| name | team-manager |
| description | The hat the chief of staff wears to own an epic end to end (anything bigger than one PR); the operating manual for running an epic yourself, not a separate agent. Use this whenever owning a chunk end to end: triaging it, grooming an epic into slices and dispatching workers (one writer per branch), running the spec -> plan -> build lifecycle with adversarial review until clean, owning the integration branch and the never-draft merge model, health-monitoring those workers, and keeping progress visible and durable. It is also the canonical home of the integration-branch / serial-dependent-chain / never-draft model. Make sure to use this skill whenever running a chunk, triaging a backlog, managing workers, or moving work through its lifecycle, even if the role isn't named. |
Team Manager
This is the hat you wear to own one epic end to end. You are the chief of staff in manager mode — not a separate agent, and there is no subagent-dispatch primitive that would spawn one. You triage, decompose, dispatch, and review the epic yourself. The reason the role exists is to keep this chunk's triage and coordination on the rails without your hands in the production work itself: that goes to workers.

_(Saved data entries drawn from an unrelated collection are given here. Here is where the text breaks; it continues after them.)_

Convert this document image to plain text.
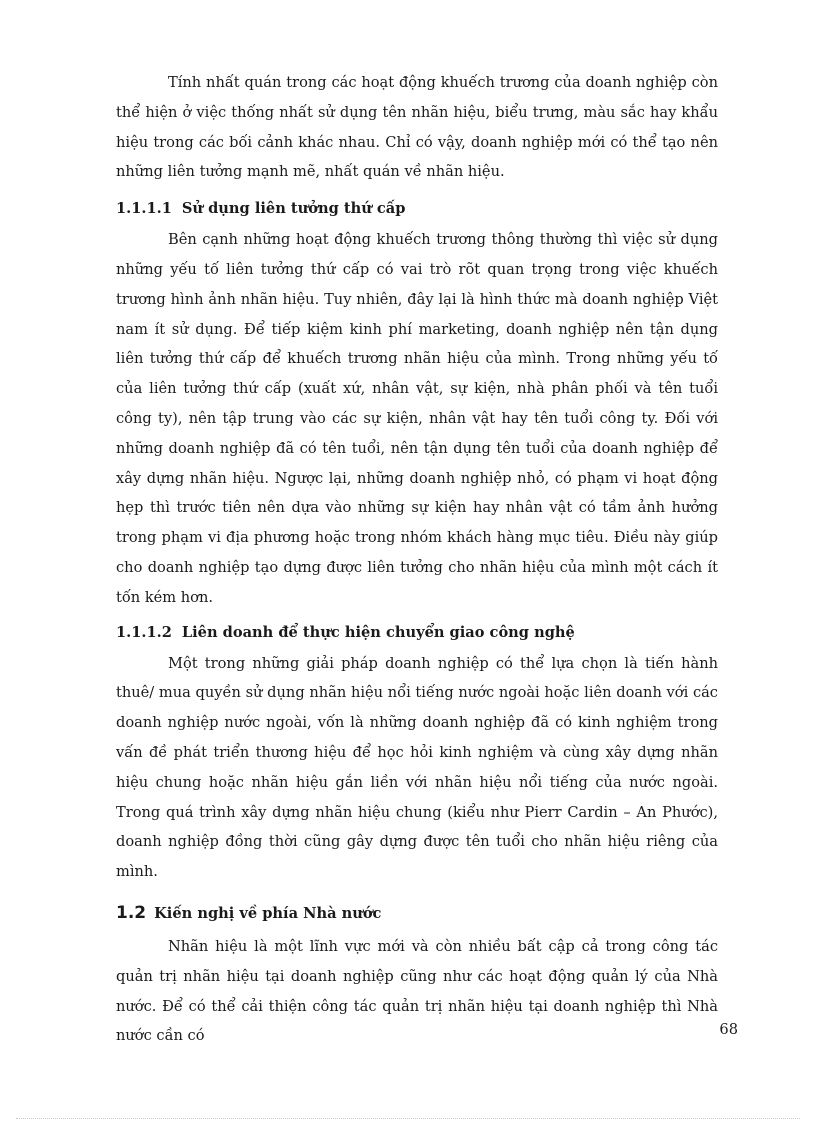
Tính nhất quán trong các hoạt động khuếch trương của doanh nghiệp còn thể hiện ở việc thống nhất sử dụng tên nhãn hiệu, biểu trưng, màu sắc hay khẩu hiệu trong các bối cảnh khác nhau. Chỉ có vậy, doanh nghiệp mới có thể tạo nên những liên tưởng mạnh mẽ, nhất quán về nhãn hiệu.

1.1.1.1 Sử dụng liên tưởng thứ cấp

Bên cạnh những hoạt động khuếch trương thông thường thì việc sử dụng những yếu tố liên tưởng thứ cấp có vai trò rõt quan trọng trong việc khuếch trương hình ảnh nhãn hiệu. Tuy nhiên, đây lại là hình thức mà doanh nghiệp Việt nam ít sử dụng. Để tiếp kiệm kinh phí marketing, doanh nghiệp nên tận dụng liên tưởng thứ cấp để khuếch trương nhãn hiệu của mình. Trong những yếu tố của liên tưởng thứ cấp (xuất xứ, nhân vật, sự kiện, nhà phân phối và tên tuổi công ty), nên tập trung vào các sự kiện, nhân vật hay tên tuổi công ty. Đối với những doanh nghiệp đã có tên tuổi, nên tận dụng tên tuổi của doanh nghiệp để xây dựng nhãn hiệu. Ngược lại, những doanh nghiệp nhỏ, có phạm vi hoạt động hẹp thì trước tiên nên dựa vào những sự kiện hay nhân vật có tầm ảnh hưởng trong phạm vi địa phương hoặc trong nhóm khách hàng mục tiêu. Điều này giúp cho doanh nghiệp tạo dựng được liên tưởng cho nhãn hiệu của mình một cách ít tốn kém hơn.

1.1.1.2 Liên doanh để thực hiện chuyển giao công nghệ

Một trong những giải pháp doanh nghiệp có thể lựa chọn là tiến hành thuê/ mua quyền sử dụng nhãn hiệu nổi tiếng nước ngoài hoặc liên doanh với các doanh nghiệp nước ngoài, vốn là những doanh nghiệp đã có kinh nghiệm trong vấn đề phát triển thương hiệu để học hỏi kinh nghiệm và cùng xây dựng nhãn hiệu chung hoặc nhãn hiệu gắn liền với nhãn hiệu nổi tiếng của nước ngoài. Trong quá trình xây dựng nhãn hiệu chung (kiểu như Pierr Cardin – An Phước), doanh nghiệp đồng thời cũng gây dựng được tên tuổi cho nhãn hiệu riêng của mình.

1.2 Kiến nghị về phía Nhà nước

Nhãn hiệu là một lĩnh vực mới và còn nhiều bất cập cả trong công tác quản trị nhãn hiệu tại doanh nghiệp cũng như các hoạt động quản lý của Nhà nước. Để có thể cải thiện công tác quản trị nhãn hiệu tại doanh nghiệp thì Nhà nước cần có	68
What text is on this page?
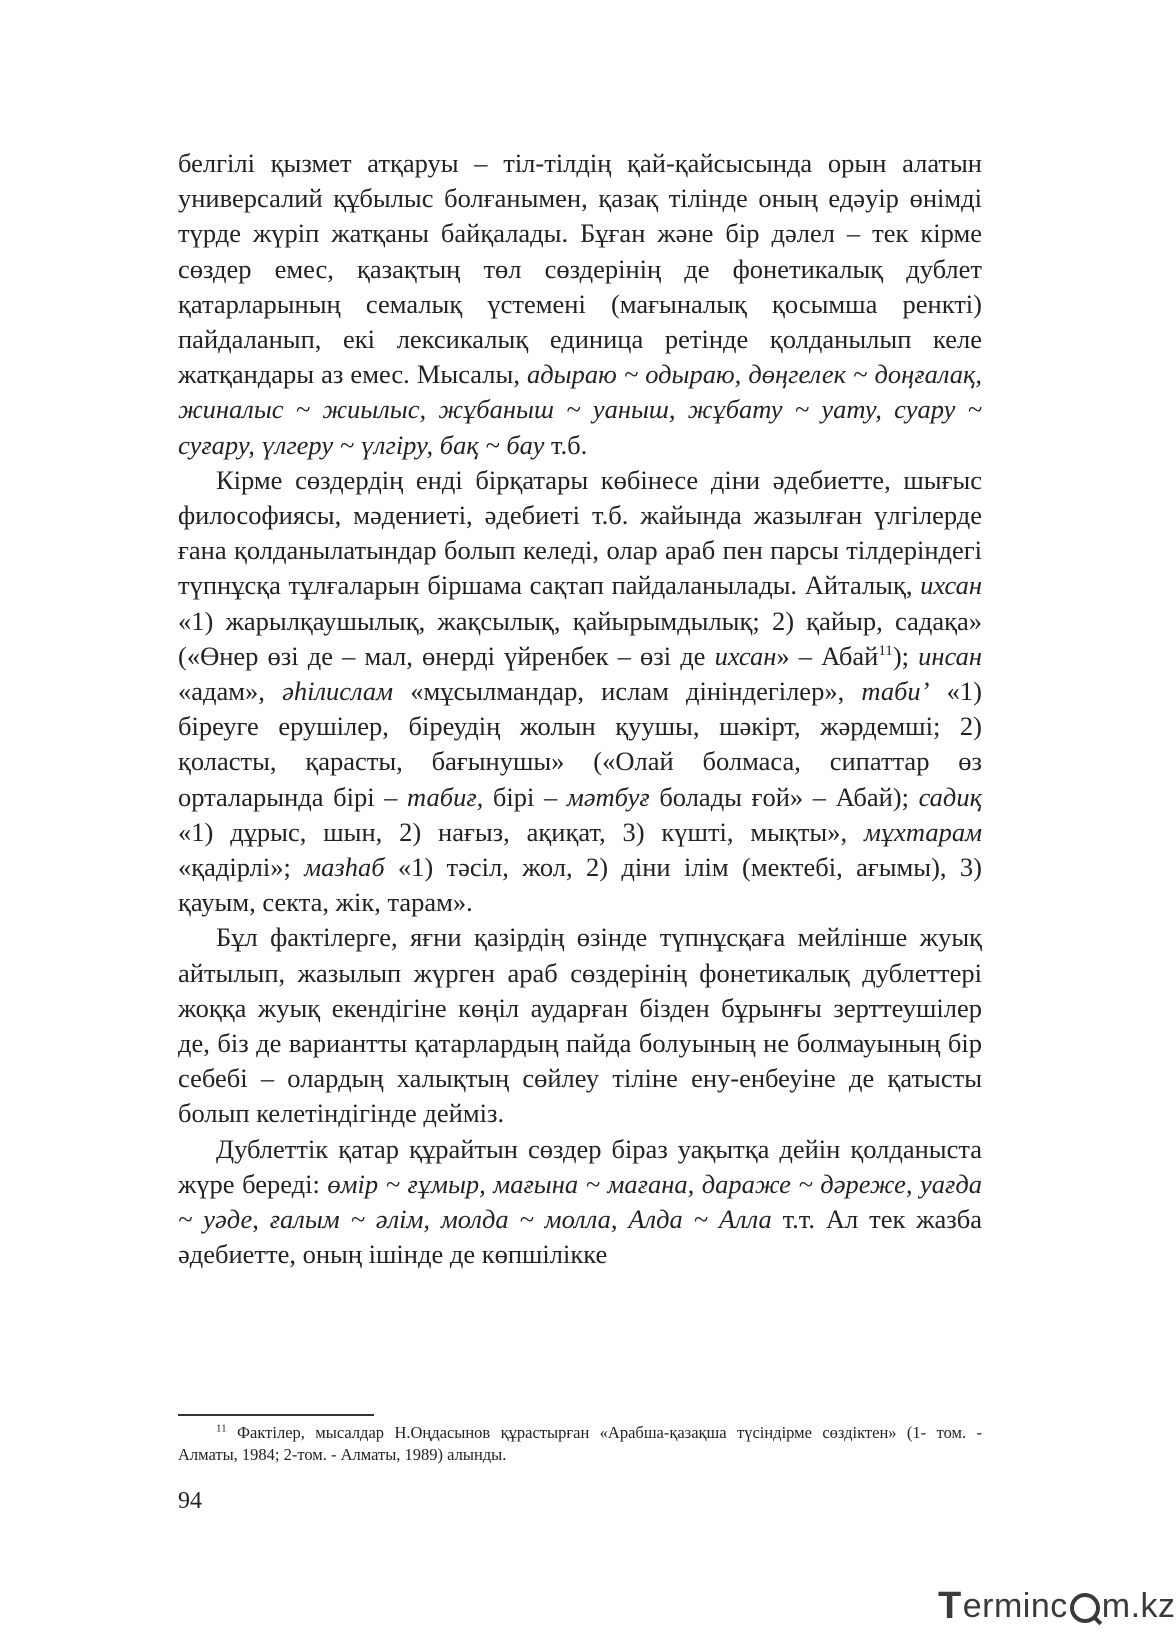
белгілі қызмет атқаруы – тіл-тілдің қай-қайсысында орын алатын универсалий құбылыс болғанымен, қазақ тілінде оның едәуір өнімді түрде жүріп жатқаны байқалады. Бұған және бір дәлел – тек кірме сөздер емес, қазақтың төл сөздерінің де фонетикалық дублет қатарларының семалық үстемені (мағыналық қосымша ренкті) пайдаланып, екі лексикалық единица ретінде қолданылып келе жатқандары аз емес. Мысалы, адыраю ~ одыраю, дөңгелек ~ доңғалақ, жиналыс ~ жиылыс, жұбаныш ~ уаныш, жұбату ~ уату, суару ~ суғару, үлгеру ~ үлгіру, бақ ~ бау т.б.

Кірме сөздердің енді бірқатары көбінесе діни әдебиетте, шығыс философиясы, мәдениеті, әдебиеті т.б. жайында жазылған үлгілерде ғана қолданылатындар болып келеді, олар араб пен парсы тілдеріндегі түпнұсқа тұлғаларын біршама сақтап пайдаланылады. Айталық, ихсан «1) жарылқаушылық, жақсылық, қайырымдылық; 2) қайыр, садақа» («Өнер өзі де – мал, өнерді үйренбек – өзі де ихсан» – Абай$^{11}$); инсан «адам», әһілислам «мұсылмандар, ислам дініндегілер», таби’ «1) біреуге ерушілер, біреудің жолын қуушы, шәкірт, жәрдемші; 2) қоласты, қарасты, бағынушы» («Олай болмаса, сипаттар өз орталарында бірі – табиғ, бірі – мәтбуғ болады ғой» – Абай); садиқ «1) дұрыс, шын, 2) нағыз, ақиқат, 3) күшті, мықты», мұхтарам «қадірлі»; мазһаб «1) тәсіл, жол, 2) діни ілім (мектебі, ағымы), 3) қауым, секта, жік, тарам».

Бұл фактілерге, яғни қазірдің өзінде түпнұсқаға мейлінше жуық айтылып, жазылып жүрген араб сөздерінің фонетикалық дублеттері жоққа жуық екендігіне көңіл аударған бізден бұрынғы зерттеушілер де, біз де вариантты қатарлардың пайда болуының не болмауының бір себебі – олардың халықтың сөйлеу тіліне ену-енбеуіне де қатысты болып келетіндігінде дейміз.

Дублеттік қатар құрайтын сөздер біраз уақытқа дейін қолданыста жүре береді: өмір ~ ғұмыр, мағына ~ мағана, дараже ~ дәреже, уағда ~ уәде, ғалым ~ әлім, молда ~ молла, Алда ~ Алла т.т. Ал тек жазба әдебиетте, оның ішінде де көпшілікке

$^{11}$ Фактілер, мысалдар Н.Оңдасынов құрастырған «Арабша-қазақша түсіндірме сөздіктен» (1- том. - Алматы, 1984; 2-том. - Алматы, 1989) алынды.
94
T erminc m.kz
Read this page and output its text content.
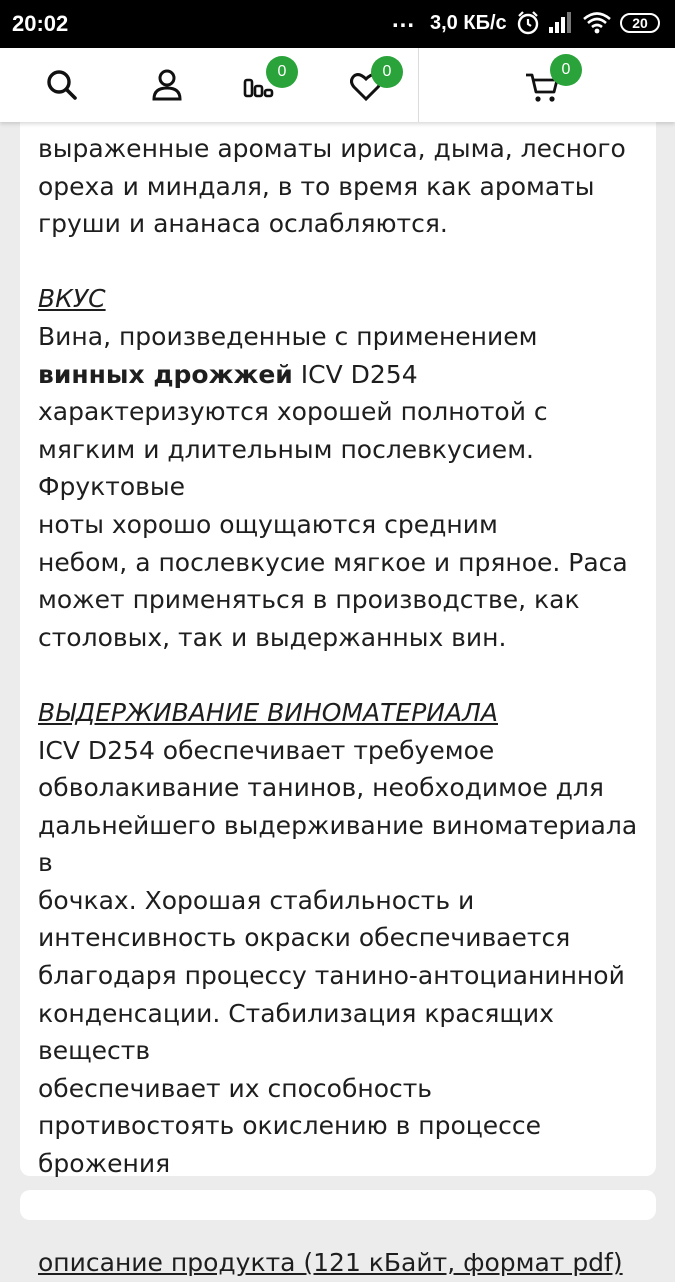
20:02	... 3,0 КБ/с	20
0	0	0

выраженные ароматы ириса, дыма, лесного

ореха и миндаля, в то время как ароматы

груши и ананаса ослабляются.

ВКУС

Вина, произведенные с применением винных дрожжей ICV D254 характеризуются хорошей полнотой с

мягким и длительным послевкусием. Фруктовые

ноты хорошо ощущаются средним

небом, а послевкусие мягкое и пряное. Раса

может применяться в производстве, как

столовых, так и выдержанных вин.

ВЫДЕРЖИВАНИЕ ВИНОМАТЕРИАЛА

ICV D254 обеспечивает требуемое

обволакивание танинов, необходимое для

дальнейшего выдерживание виноматериала в

бочках. Хорошая стабильность и

интенсивность окраски обеспечивается

благодаря процессу танино-антоцианинной

конденсации. Стабилизация красящих веществ

обеспечивает их способность

противостоять окислению в процессе брожения

описание продукта (121 кБайт, формат pdf)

Wear this hat whenever an epic (anything bigger than one PR) lands on you, before you groom or dispatch. A real teammate manager is the documented scaling path for when one session can't hold every epic at once; until then, you run the lifecycle.
Confirm the mandate first
Your epic has a goal, constraints, deliverable, definition of done, paths, and a quality bar. If any is missing or ambiguous, confirm the mandate with the user via your normal intake before grooming or dispatching. A wrong assumption locked in at spec time is the most expensive thing to unwind.
Triage and decompose
This is the work the manager role exists to absorb. Read the chunk, verify its actual state from git and the files (don't take a stale list at face value). If it's an epic, groom it into small, independently-shippable slices — dispatch the groomer (per sequence-verifiable-units) rather than cutting it yourself — and open the integration branch the slices land on. Sequence the slices by real dependency, run the independent ones in parallel, and surface anything that's really a product or direction decision to the user.
The lifecycle with adversarial review
Substantive work moves spec -> plan -> build, and each gate is held by fresh, independent hunters with distinct lenses, looping until the verdict is CLEAN. Run the review loop per the adversarial-review skill: hunters read the actual code, run the touched tests in their own worktree to prove a finding rather than reason it, cite file:line, and separate real findings from speculation. A single quality pass is not enough; complementary lenses catch what any one pass, including an external reviewer, misses. Spec and plan gates go to the user for go/no-go once they're CLEAN.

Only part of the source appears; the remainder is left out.